Building predictive Model with Ibis, Impala and scikit-learn
- visualizing MovieLens 20M data (famous movie rating data) with Ibis
- build predictive model for movie favor with scikit-learn
- repo / notebook
What is Ibis?
Ibis is a bridge between Python and Big Data. Ibis enables pandas handling Big Data.
architecture of Ibis
For more detail, see Wes’s presentation.
As you know, pandas is known as a killer application for data analysis. In my previous job, which is known as a developer of world largest monolithic Ruby on Rails application, many Rails developer attracted with pandas and Jupyter notebook for sharing analysis result.
pandas loads data on memory, so we have to filter with some SQL before analyzing. But we actually want to get insight and handle without SQL.
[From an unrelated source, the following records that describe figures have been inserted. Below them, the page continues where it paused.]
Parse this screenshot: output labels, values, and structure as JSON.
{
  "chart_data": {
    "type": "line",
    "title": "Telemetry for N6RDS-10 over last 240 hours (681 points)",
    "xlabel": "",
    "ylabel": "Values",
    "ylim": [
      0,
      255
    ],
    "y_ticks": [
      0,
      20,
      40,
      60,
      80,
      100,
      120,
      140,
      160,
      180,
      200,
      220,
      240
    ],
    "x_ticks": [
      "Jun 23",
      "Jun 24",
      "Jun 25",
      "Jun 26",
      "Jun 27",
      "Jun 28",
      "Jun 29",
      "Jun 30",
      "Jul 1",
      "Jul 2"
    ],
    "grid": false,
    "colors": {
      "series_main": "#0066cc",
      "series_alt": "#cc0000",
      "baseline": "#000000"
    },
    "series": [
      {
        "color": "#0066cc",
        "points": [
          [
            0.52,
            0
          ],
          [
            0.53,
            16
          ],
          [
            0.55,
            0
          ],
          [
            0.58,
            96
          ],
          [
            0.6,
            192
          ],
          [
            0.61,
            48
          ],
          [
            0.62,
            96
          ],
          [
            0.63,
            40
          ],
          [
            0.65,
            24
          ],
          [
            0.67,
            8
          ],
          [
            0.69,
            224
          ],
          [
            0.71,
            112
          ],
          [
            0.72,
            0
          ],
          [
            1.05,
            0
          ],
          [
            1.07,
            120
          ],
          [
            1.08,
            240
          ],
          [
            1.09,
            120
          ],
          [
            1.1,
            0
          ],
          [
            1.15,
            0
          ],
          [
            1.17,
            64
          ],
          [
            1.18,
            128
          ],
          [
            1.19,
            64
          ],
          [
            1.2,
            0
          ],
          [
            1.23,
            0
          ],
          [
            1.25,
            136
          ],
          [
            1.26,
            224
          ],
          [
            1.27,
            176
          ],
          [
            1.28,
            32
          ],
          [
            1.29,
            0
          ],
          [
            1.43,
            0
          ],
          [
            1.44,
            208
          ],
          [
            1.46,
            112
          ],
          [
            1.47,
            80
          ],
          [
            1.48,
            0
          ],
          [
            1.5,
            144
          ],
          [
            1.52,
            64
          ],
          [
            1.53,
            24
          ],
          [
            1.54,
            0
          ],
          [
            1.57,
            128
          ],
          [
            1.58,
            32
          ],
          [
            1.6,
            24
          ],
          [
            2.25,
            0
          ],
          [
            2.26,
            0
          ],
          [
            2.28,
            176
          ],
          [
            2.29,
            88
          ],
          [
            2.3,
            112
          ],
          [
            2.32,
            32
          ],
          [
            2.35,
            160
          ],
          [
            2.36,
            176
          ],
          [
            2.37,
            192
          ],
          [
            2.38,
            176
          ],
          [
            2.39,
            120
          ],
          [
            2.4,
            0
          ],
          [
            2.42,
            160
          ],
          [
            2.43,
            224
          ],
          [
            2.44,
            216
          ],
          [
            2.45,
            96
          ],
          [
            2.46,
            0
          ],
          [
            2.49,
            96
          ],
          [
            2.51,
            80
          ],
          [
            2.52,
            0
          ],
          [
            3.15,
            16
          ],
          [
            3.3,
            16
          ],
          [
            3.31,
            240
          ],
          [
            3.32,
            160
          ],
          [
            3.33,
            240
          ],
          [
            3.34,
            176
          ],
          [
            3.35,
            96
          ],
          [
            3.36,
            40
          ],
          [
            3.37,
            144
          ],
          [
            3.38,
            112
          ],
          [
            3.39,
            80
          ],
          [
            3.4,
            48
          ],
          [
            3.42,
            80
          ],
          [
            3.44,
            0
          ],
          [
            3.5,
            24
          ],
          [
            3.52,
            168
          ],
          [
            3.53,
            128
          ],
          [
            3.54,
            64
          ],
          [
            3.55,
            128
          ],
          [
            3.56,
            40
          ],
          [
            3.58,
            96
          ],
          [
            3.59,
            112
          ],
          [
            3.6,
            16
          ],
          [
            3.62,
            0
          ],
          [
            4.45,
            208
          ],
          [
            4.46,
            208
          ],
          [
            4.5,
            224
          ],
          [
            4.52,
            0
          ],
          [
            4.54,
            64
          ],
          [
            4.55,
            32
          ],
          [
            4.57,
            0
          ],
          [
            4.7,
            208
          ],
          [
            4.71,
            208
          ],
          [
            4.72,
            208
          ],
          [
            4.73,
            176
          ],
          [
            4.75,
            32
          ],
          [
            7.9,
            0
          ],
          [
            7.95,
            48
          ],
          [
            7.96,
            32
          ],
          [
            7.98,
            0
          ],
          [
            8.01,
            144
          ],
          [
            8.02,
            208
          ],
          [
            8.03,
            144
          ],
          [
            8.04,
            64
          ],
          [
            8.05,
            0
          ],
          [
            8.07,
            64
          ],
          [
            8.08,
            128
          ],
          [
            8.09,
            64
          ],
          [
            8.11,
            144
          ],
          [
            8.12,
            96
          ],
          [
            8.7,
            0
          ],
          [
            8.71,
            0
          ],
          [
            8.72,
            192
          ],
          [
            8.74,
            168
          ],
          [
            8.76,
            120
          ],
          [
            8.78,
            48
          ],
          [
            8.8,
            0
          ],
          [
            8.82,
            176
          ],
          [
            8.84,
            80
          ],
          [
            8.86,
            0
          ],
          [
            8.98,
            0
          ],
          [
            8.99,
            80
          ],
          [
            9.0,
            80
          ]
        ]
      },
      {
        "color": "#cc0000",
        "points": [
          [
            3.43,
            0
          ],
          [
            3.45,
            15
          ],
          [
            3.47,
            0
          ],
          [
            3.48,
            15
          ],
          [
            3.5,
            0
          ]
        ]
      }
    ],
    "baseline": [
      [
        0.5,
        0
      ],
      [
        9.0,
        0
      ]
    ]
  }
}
- CDH 5.7 with Cloudera Director 2.1
- table is created with parquet on S3
- impalad node’s 21050 port
- NN’s 50070 port
- Python 3.5
- using wheel and virtualenv, I didn’t use anaconda
Full notebook repo is here. I also executed same code for Redshift, but several dialects prevent execution…
What is the difference between PySpark?
- Easy to setup. It is just like connecting DB
- Fast x10. So that we can x10 experiences. It makes us innovations!
- We can rapid prototyping with Ibis.
Which is prefer to build model Ibis + scikit-learn or Spark + MLlib?
- It depends on data size.
- Netflix uses Spark and R for building predictive models. Netflix uses R in order to model filtered data such as specific country, and they use Spark for global model.